研究課題/領域番号 |
23K07047
|
研究種目 |
基盤研究(C)
|
配分区分 | 基金 |
応募区分 | 一般 |
審査区分 |
小区分52030:精神神経科学関連
|
研究機関 | 久留米大学 |
研究代表者 |
中村 祐樹 久留米大学, 医学部, 助教 (90446104)
|
研究分担者 |
河原 幸江 久留米大学, 医学部, 准教授 (10279135)
黒岩 真帆美 久留米大学, 医学部, 助教 (20585690)
西 昭徳 久留米大学, 医学部, 教授 (50228144)
首藤 隆秀 久留米大学, 医学部, 准教授 (70412541)
|
研究期間 (年度) |
2023-04-01 – 2026-03-31
|
研究課題ステータス |
交付 (2023年度)
|
配分額 *注記 |
4,680千円 (直接経費: 3,600千円、間接経費: 1,080千円)
2025年度: 1,690千円 (直接経費: 1,300千円、間接経費: 390千円)

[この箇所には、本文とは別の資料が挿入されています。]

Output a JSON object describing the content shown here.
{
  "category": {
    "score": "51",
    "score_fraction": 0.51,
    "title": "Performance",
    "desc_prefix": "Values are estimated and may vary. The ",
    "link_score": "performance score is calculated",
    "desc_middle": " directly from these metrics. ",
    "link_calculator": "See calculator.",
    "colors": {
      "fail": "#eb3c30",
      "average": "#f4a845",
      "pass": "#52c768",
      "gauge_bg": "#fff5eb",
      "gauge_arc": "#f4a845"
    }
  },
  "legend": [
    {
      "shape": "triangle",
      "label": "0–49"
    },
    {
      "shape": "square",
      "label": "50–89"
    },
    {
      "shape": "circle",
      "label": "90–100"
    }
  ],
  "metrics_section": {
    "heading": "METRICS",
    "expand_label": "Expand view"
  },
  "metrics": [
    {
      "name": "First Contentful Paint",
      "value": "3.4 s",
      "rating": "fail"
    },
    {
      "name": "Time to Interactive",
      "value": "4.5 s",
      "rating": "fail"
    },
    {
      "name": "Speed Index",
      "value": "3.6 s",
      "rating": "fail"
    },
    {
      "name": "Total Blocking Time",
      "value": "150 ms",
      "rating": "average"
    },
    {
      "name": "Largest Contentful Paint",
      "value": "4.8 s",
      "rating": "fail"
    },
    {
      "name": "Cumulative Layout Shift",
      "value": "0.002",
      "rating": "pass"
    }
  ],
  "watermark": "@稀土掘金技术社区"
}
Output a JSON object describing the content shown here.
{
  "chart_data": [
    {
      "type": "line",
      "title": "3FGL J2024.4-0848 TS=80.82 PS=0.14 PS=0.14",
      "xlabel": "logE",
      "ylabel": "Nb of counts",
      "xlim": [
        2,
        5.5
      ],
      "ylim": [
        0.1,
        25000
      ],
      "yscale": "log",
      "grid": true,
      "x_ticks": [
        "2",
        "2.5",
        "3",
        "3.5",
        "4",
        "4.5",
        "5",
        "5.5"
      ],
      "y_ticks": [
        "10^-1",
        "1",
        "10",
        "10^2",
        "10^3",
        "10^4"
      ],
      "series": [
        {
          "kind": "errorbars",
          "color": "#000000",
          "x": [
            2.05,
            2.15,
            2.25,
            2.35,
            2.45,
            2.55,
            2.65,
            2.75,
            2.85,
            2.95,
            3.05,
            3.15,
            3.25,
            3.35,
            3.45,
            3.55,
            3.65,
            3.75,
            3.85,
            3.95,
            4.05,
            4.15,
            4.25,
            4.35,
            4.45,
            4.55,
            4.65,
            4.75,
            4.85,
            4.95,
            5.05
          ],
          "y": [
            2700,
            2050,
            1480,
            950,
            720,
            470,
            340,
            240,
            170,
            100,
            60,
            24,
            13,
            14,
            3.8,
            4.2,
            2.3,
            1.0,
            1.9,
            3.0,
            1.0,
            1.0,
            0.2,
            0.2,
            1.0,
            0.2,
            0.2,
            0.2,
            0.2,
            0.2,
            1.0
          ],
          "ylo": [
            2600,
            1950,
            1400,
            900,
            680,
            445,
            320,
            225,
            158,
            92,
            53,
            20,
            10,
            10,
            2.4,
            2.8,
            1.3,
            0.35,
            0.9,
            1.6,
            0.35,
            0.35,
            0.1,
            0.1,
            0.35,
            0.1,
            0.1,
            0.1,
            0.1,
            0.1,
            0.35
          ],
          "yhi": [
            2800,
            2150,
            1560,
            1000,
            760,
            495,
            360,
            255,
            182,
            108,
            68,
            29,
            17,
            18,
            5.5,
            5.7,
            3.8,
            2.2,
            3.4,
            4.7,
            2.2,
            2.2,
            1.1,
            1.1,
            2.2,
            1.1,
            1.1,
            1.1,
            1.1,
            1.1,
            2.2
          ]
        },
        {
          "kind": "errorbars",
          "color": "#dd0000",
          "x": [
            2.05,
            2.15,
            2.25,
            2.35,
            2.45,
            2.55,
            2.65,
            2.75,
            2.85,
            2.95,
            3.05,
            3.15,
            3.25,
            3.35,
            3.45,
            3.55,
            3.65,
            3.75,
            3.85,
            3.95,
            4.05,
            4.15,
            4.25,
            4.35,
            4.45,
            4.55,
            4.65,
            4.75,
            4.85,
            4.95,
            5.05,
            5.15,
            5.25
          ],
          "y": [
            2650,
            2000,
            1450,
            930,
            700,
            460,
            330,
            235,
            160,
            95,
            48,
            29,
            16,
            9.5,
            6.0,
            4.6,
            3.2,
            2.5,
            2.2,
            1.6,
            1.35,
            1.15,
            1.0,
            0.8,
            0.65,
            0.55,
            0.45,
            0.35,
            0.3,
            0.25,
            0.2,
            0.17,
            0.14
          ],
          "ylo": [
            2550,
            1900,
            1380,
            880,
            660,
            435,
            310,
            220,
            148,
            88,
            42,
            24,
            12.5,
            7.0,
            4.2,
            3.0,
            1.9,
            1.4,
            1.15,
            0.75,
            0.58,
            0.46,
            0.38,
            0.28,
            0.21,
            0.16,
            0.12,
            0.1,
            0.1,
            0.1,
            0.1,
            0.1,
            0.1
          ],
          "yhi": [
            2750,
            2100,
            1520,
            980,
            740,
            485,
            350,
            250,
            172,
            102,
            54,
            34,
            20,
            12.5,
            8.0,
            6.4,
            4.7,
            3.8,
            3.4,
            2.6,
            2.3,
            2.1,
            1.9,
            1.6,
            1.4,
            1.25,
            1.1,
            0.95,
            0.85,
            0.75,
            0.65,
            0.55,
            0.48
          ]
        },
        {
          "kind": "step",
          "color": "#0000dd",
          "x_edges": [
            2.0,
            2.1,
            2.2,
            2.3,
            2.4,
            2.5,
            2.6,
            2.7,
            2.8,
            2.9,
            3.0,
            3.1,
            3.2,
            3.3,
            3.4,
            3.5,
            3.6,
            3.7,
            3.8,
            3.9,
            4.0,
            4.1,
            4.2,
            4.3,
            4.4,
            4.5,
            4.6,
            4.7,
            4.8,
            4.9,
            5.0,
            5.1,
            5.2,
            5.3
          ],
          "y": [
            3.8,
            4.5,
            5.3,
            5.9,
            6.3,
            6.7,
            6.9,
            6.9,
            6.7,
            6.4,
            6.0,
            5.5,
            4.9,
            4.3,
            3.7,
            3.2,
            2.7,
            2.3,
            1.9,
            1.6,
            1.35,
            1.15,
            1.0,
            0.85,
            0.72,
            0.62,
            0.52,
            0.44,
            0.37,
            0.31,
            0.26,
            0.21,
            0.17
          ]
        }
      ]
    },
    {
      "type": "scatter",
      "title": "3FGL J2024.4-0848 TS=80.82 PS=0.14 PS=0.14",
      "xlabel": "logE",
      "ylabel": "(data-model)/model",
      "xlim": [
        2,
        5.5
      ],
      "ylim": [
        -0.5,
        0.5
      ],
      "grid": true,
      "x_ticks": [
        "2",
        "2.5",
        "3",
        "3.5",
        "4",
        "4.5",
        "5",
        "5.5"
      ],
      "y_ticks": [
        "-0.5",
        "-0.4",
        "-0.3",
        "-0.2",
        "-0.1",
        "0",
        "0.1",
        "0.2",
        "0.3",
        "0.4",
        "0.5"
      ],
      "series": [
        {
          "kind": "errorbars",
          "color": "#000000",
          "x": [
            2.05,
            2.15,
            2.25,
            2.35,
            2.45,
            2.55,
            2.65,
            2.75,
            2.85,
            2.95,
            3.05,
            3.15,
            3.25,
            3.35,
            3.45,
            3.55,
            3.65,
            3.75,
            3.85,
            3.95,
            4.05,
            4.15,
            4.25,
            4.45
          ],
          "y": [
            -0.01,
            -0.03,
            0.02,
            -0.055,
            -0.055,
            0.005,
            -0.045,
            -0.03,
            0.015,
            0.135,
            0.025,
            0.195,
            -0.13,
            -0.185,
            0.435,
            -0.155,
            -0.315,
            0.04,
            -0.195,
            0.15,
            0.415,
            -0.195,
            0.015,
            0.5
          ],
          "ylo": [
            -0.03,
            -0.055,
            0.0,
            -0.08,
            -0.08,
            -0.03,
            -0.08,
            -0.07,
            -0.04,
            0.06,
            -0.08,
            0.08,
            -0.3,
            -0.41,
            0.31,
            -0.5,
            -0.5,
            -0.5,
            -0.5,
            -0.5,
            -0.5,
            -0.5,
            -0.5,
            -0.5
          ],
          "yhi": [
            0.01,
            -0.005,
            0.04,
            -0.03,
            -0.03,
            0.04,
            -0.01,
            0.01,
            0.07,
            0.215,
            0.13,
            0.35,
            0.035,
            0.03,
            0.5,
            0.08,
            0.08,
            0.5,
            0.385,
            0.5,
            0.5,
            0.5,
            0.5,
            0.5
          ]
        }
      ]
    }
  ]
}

2024年度: 1,040千円 (直接経費: 800千円、間接経費: 240千円)
2023年度: 1,950千円 (直接経費: 1,500千円、間接経費: 450千円)
|
キーワード | 線条体 / アセチルコリン / ドーパミン / うつ病 |
研究開始時の研究の概要 |
我々はうつ病モデルであるp11欠損マウスで、側坐核のコリン作動性介在ニューロン(ChI) からのACh放出が減少し、その結果、DA報酬応答が抑制されていることや、この病態がうつ病に伴うアンヘドニア(無快楽症)や報酬関連行動の低下と密接に関連していることを報告してきた。 本研究では、マウスの側坐核でのACh動態とDA報酬応答とが経時的にどのように連動しているのか(経時的連動性)を明らかにし、うつ病や嗜癖病態モデルでこの連動性がどのように障害されているのかを解析する。さらに、ACh動態を制御することによりアンヘドニア等の症状を改善できるかを検討し、AChをターゲットとした治療薬開発へとつなげたい。
|
研究実績の概要 |
報酬情報は、側坐核にドーパミン(DA)が放出されることにより伝達されるが(DA報酬応答)、近年、DA報酬応答におけるアセチルコリン(ACh)の役割が注目されている。我々はうつ病モデルであるp11欠損マウスでは、線条体のコリン作動性介在ニューロン(ChI) の活動性が低下し、AChの放出が減少していることを明らかにした。さらに、AChの放出の減少によりDA報酬応答が抑制されていることや、この病態がうつ病に伴うアンヘドニア(無快楽症)や報酬関連行動の低下と密接に関連していることを報告した。しかしながら、in vivo の線条体でACh がどのようなタイミングで放出され、どの程度線条体のDA 放出を制御しているか、DA 放出障害によるアンヘドニアや嗜癖といった病態が、ChI から分泌されるACh の量や作用を制御することでどの程度改善できるかは明らかでない。そこで、本研究ではDA センサー、ACh センサーをアデノ随伴ウイルス (AAV) によって側坐核に注入し、in vivoのDA・ACh 動態をファイバーフォトメトリーで測定する。異なる蛍光色のバイオセンサーを併用することで、DA と同時にACh の動態を測定できる。さらに細胞活動の指標であるカルシウム動態をCa センサーで同時に解析することで、各種ニューロンの活性化とDA、ACh 分泌との関連性も解析することができる。ファイバーフォトメトリーを用いてマウスの側坐核のACh動態とDA報酬応答とが経時的にどのように連動しているのか(経時的連動性)を明らかにし、さらに、うつ病や嗜癖病態モデルマウスでこの連動性がどのように障害されているのかを現在解析中である。
|
現在までの達成度 (区分) |
現在までの達成度 (区分)
2: おおむね順調に進展している
理由
ファイバーフォトメトリーシステムを用いたドーパミン、アセチルコリンの測定、オペラントボックスを用いた嗜癖形成モデルの作製などの実験系を立ち上げ、概ね計画通りに研究が進行している。
|
今後の研究の推進方策 |
p11欠損マウスにおける側坐核や前頭葉のドパミン・アセチルコリン動態の解析を、行動の変化と対応させながら解析していく。さらに、p11欠損マウスが嗜癖を形成する際、ドパミン・アセチルコリン動態がどのように変化するかについても解析予定である。